Resilient Architectures
Our research aims at aiding administrators of virtualized computing infrastructures in making services more resilient to security attacks through applying machine learning to reduce both security and functionality risks in software patching by continually monitoring patched and unpatched software to discover vulnerabilities and triggering proper security updates.
PUBLICATIONS
Papers written as a result of your research from the current quarter only.
"A Study on Container Vulnerability Exploit Detection",
Olufogorehan Tunde-Onadele, Jingzhu He, Ting Dai, and Xiaohui Gu
Proc. of IEEE International Conference on Cloud Engineering (IC2E), Prague, Czech Republic, June, 2019. (accepted)
KEY HIGHLIGHTS
Each effort should submit one or two specific highlights. Each item should include a paragraph or two along with a citation if available. Write as if for the general reader of IEEE S&P.

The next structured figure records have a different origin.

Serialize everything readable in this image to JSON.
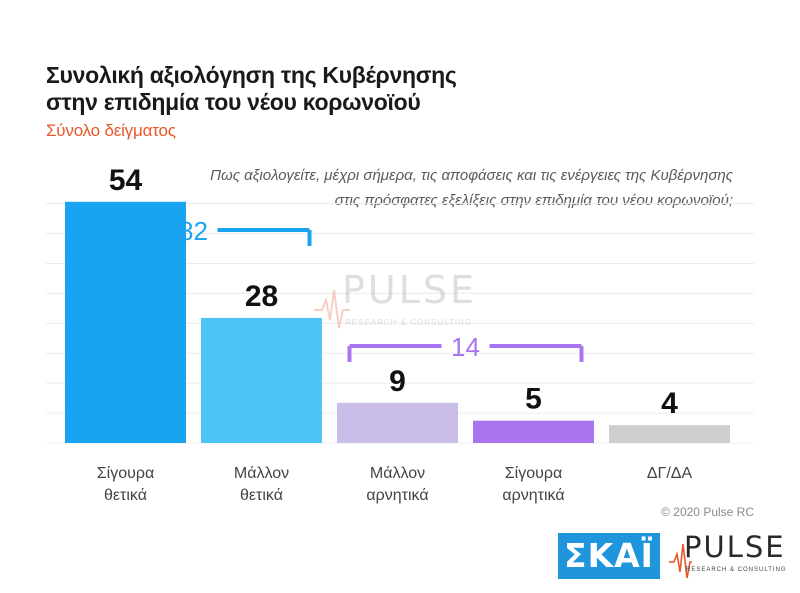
{
  "title": "Συνολική αξιολόγηση της Κυβέρνησης\nστην επιδημία του νέου κορωνοϊού",
  "subtitle": "Σύνολο δείγματος",
  "question": "Πως αξιολογείτε, μέχρι σήμερα, τις αποφάσεις και τις ενέργειες της Κυβέρνησης\nστις πρόσφατες εξελίξεις στην επιδημία του νέου κορωνοϊού;",
  "copyright": "© 2020 Pulse RC",
  "logos": {
    "skai": "ΣΚΑΪ",
    "pulse_word": "PULSE",
    "pulse_tagline": "RESEARCH & CONSULTING"
  },
  "chart_data": {
    "type": "bar",
    "categories": [
      "Σίγουρα\nθετικά",
      "Μάλλον\nθετικά",
      "Μάλλον\nαρνητικά",
      "Σίγουρα\nαρνητικά",
      "ΔΓ/ΔΑ"
    ],
    "values": [
      54,
      28,
      9,
      5,
      4
    ],
    "colors": [
      "#1aa3f0",
      "#4ec4f8",
      "#cbbdea",
      "#a874f0",
      "#cfcfcf"
    ],
    "ylim": [
      0,
      60
    ],
    "grid": true,
    "brackets": [
      {
        "label": "82",
        "from": 0,
        "to": 1,
        "color": "#1aa3f0"
      },
      {
        "label": "14",
        "from": 2,
        "to": 3,
        "color": "#a874f0"
      }
    ]
  }
}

The purpose of the highlights is to give our immediate sponsors a body of evidence that the funding they are providing (in the framework of the SoS lablet model) is delivering results that "more than justify" the investment they are making.

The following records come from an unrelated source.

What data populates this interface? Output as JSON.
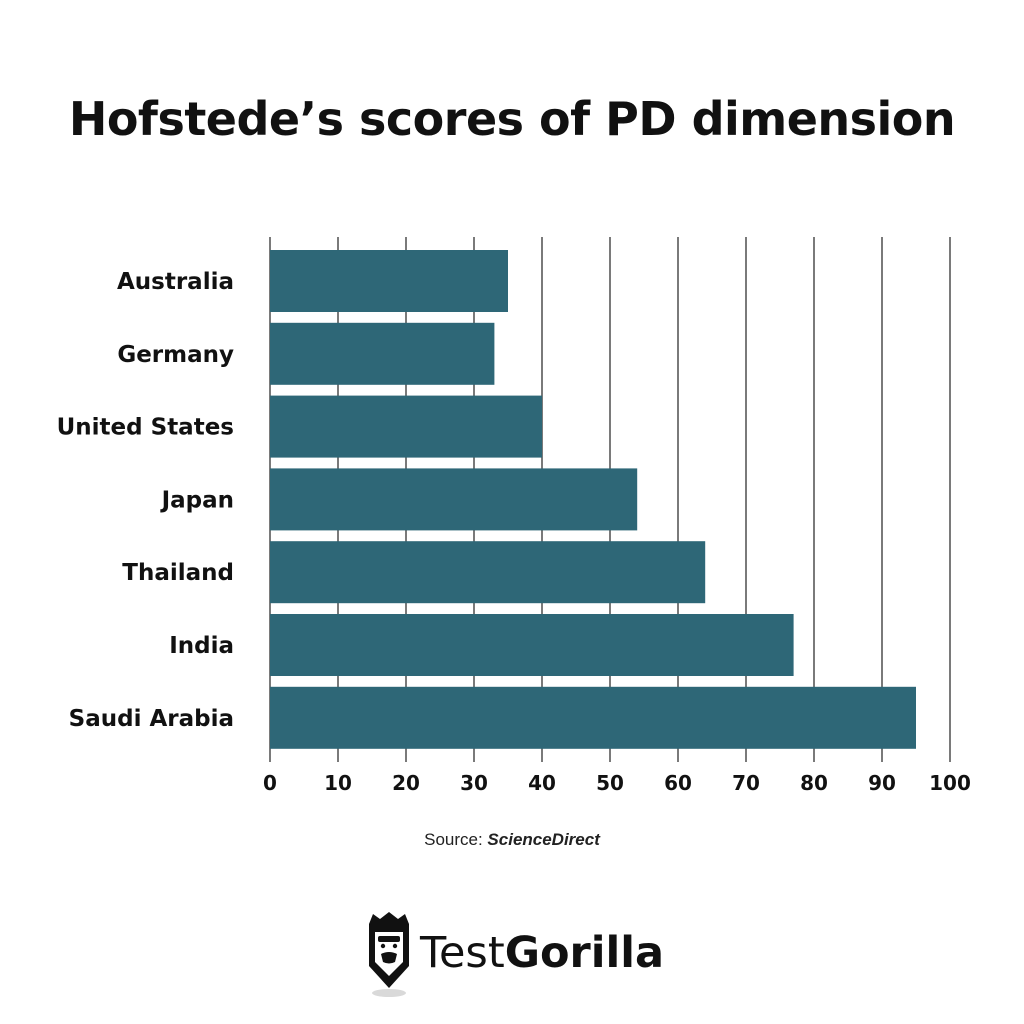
{
  "chart_data": {
    "type": "bar",
    "orientation": "horizontal",
    "title": "Hofstede’s scores of PD dimension",
    "categories": [
      "Australia",
      "Germany",
      "United States",
      "Japan",
      "Thailand",
      "India",
      "Saudi Arabia"
    ],
    "values": [
      35,
      33,
      40,
      54,
      64,
      77,
      95
    ],
    "xlim": [
      0,
      100
    ],
    "xticks": [
      0,
      10,
      20,
      30,
      40,
      50,
      60,
      70,
      80,
      90,
      100
    ],
    "xlabel": "",
    "ylabel": "",
    "grid": "vertical",
    "bar_color": "#2e6777"
  },
  "source": {
    "prefix": "Source: ",
    "name": "ScienceDirect"
  },
  "logo": {
    "light_text": "Test",
    "bold_text": "Gorilla",
    "icon": "gorilla-pencil-icon"
  }
}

Containers have become increasingly popular for deploying applications in cloud computing infrastructures. However, our previous study has shown that containers are prone to various security attacks.

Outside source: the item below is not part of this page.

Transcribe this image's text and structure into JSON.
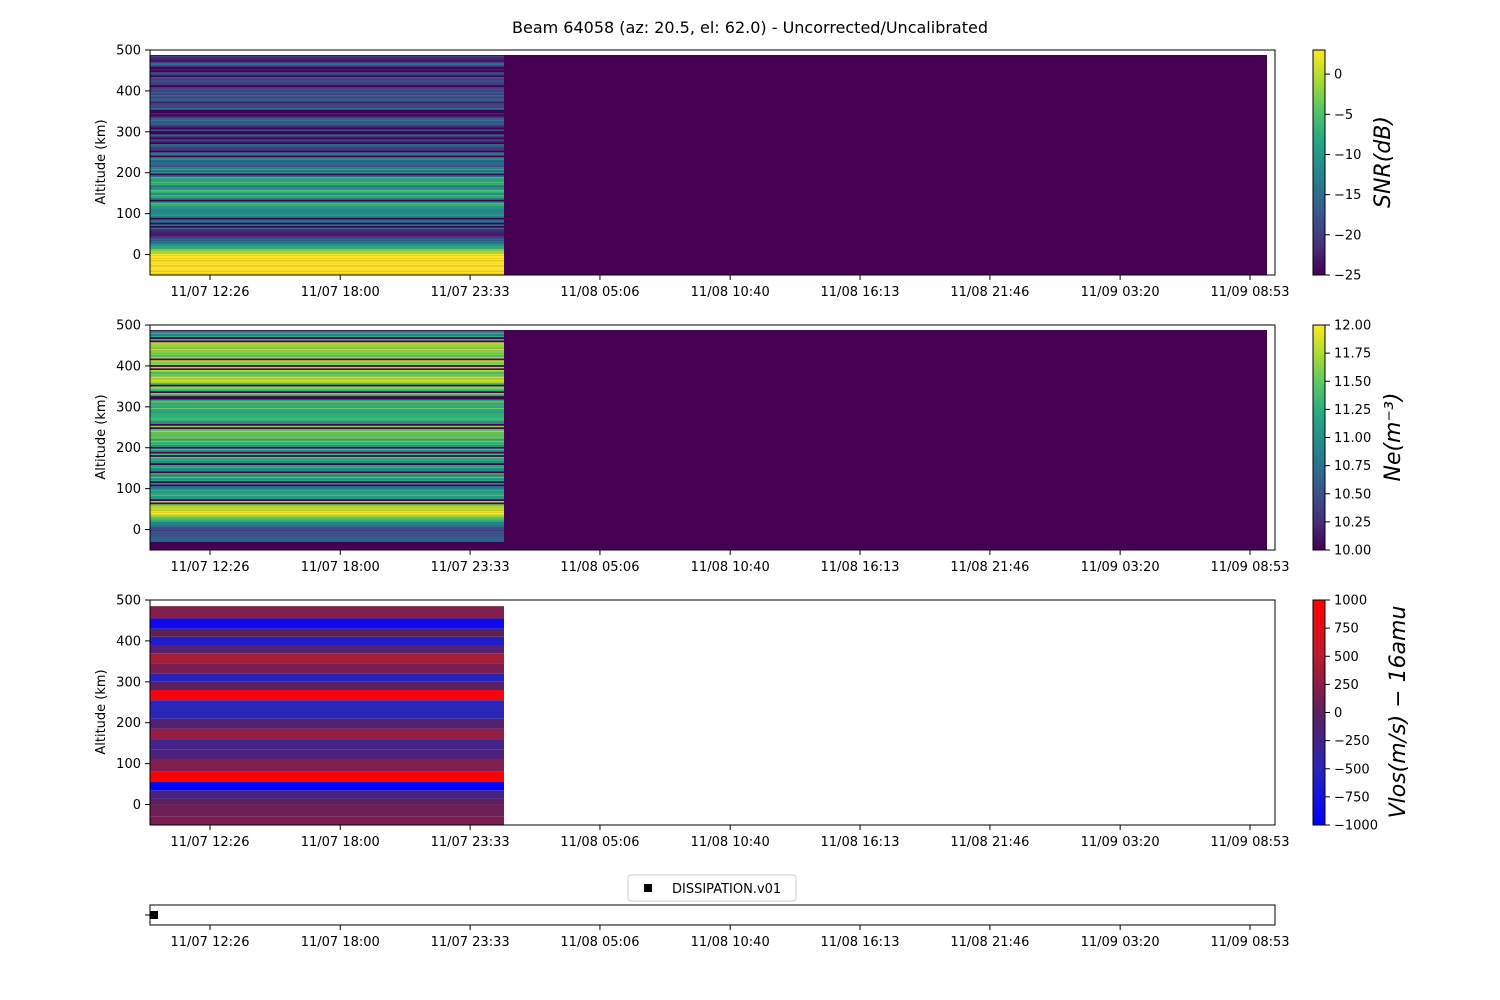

In this quarter, we continued our research on real time container vulnerability discovery. We refined our dynamic vulnerability exploit detection system (changing the algorithm from SOM to autoencoder) and collect results over a set of real world exploits. Our initial results using a limited set of exploits show that our exploit detection has 100% detection rate and lower than 1% false alarms. We plan to finish 30 exploits within April. To make our results close to real environment, we started to use JMeter and real world workload intensity to produce dynamic workload to our monitored containers. We also collected top affected system calls during detected attack period to identify the attack type so that we can trigger specific patch based on the attack type information. Our initial container vulnerability exploit detection work has been accepted by IEEE IC2E 2019.
COMMUNITY ENGAGEMENTS
None.
EDUCATIONAL ADVANCES:
One PhD student Olufogorehan Tunde-Onadele is currently supported by the grant. He will attend IC2E to present our container vulnerability exploit detection work.